What isn’t UX design?

To summarize Christina Wodtke:

User Experience Design is the design of:

  • The concept or model for the system (or product) and its organization and use.
  • System behavior, including feedback.
  • How data is ordered and expressed to users.
  • How the user interacts with all of the above, whether it’s a digital, physical, or voice UI, or something else entirely.

Also, this is a terribly boring discussion. But, if a designer is going to post this in public Slack:  

Well, my brain won’t let it go and I am going to spend my afternoon obsessing over it.

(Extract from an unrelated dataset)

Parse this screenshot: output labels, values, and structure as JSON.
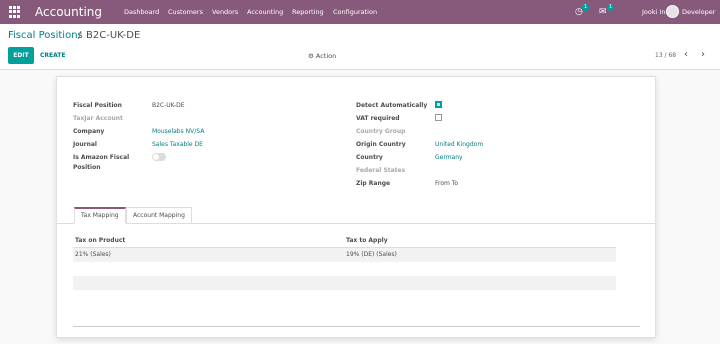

The UI is part of the UX that users actually experience. The UI is literally how a buyer will experience all of the other work you’ve done, and if it’s not accessible, readable, and usable – it doesn’t matter. The UX perspective takes the constituent parts of the interface, ensures the support the concept or mental model of the product, the information architecture, and the communication loops between user and product, and make sure they work. This applies whether your UI is a smartphone screen, the smartphone itself, a musical instrument, a book, a microphone, or a table at a restaurant.

Stop acting like UI is a dirty word and build it into your UX practice. If you don’t want to do UI, go be an accessibility advocate, a product manager, a developer or any one of the dozens of other incredibly valuable roles in the creation and release of a product.

In short: Get the fuck over it. Design your experiences end-to-end, or don’t be a designer.